🤖 AI Summary
Subcontract misuse vulnerability (SMV) in smart contracts introduces critical security risks, yet bytecode-level obfuscation severely degrades semantic information—including inheritance relationships, control flow, and data flow—hindering automated detection. To address this, we propose Satellite, the first framework to apply transfer learning for bytecode-level inheritance relationship recovery. Satellite introduces method-level fine-grained feature extraction and a dedicated SMV metric system, integrating reconstructed control- and data-flow graphs with pattern matching to enable precise SMV identification under obfuscation. Evaluated on a real-world dataset, Satellite achieves 84.68% precision and 92.11% recall, and uncovers 14 previously unknown vulnerabilities affecting over $200,000 in digital assets.
📝 Abstract
Developers of smart contracts pervasively reuse subcontracts to improve development efficiency. Like any program language, such subcontract reuse may unexpectedly include, or introduce vulnerabilities to the end-point smart contract. Unfortunately, automatically detecting such issues poses several unique challenges. Particularly, in most cases, smart contracts are compiled as bytecode, whose class-level information (e.g., inheritance, virtual function table), and even semantics (e.g., control flow and data flow) are fully obscured as a single smart contract after compilation.
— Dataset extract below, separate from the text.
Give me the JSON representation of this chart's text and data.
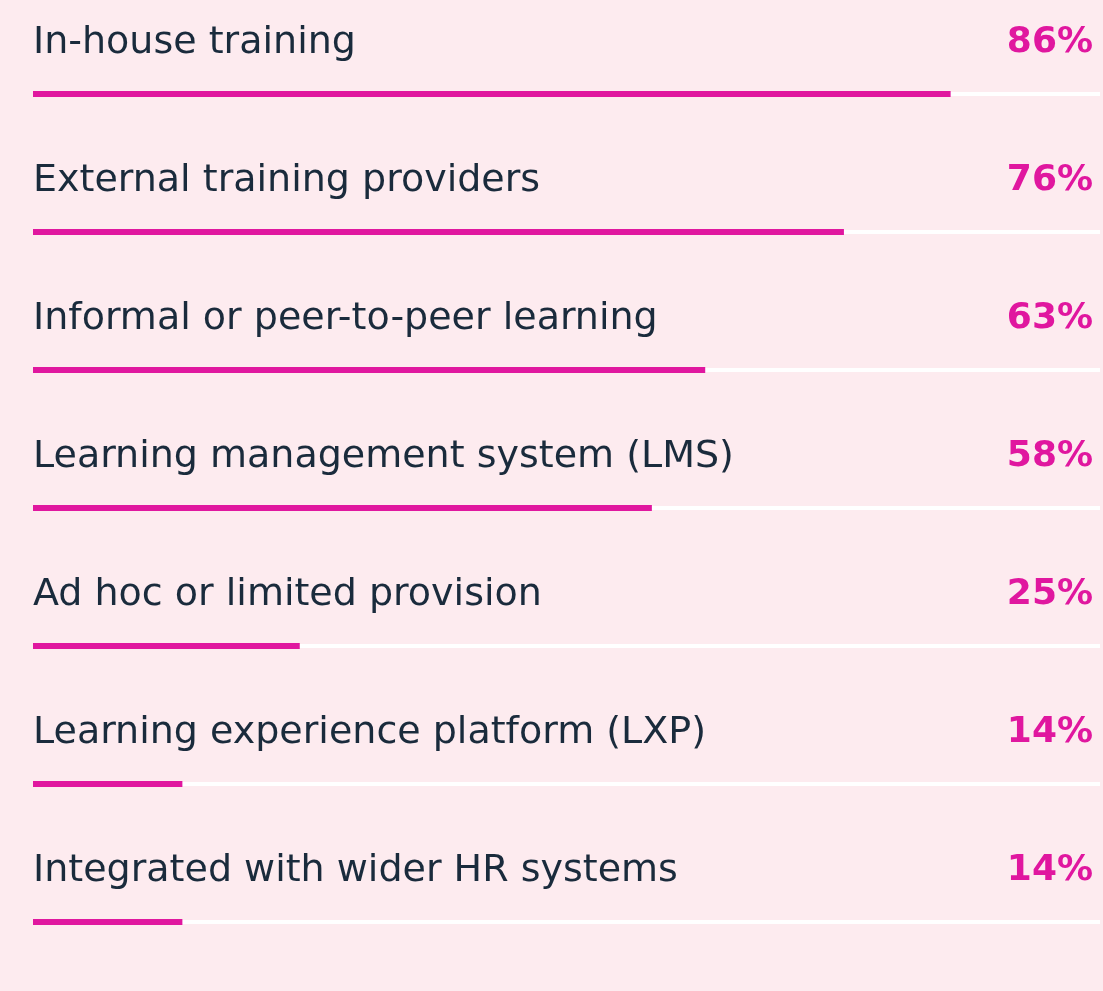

In this paper, we propose Satellite, a new bytecode-level static analysis framework for subcontract misuse vulnerability (SMV) detection in smart contracts. Satellite incorporates a series of novel designs to enhance its overall effectiveness.. Particularly, Satellite utilizes a transfer learning method to recover the inherited methods, which are critical for identifying subcontract reuse in smart contracts. Further, Satellite extracts a set of fine-grained method-level features and performs a method-level comparison, for identifying the reuse part of subcontract in smart contracts. Finally, Satellite summarizes a set of SMV indicators according to their types, and hence effectively identifies SMVs. To evaluate Satellite, we construct a dataset consisting of 58 SMVs derived from real-world attacks and collect additional 56 SMV patterns from SOTA studies. Experiment results indicate that Satellite exhibits good performance in identifying SMV, with a precision rate of 84.68% and a recall rate of 92.11%. In addition, Satellite successfully identifies 14 new/unknown SMV over 10,011 real-world smart contracts, affecting a total amount of digital assets worth 201,358 USD.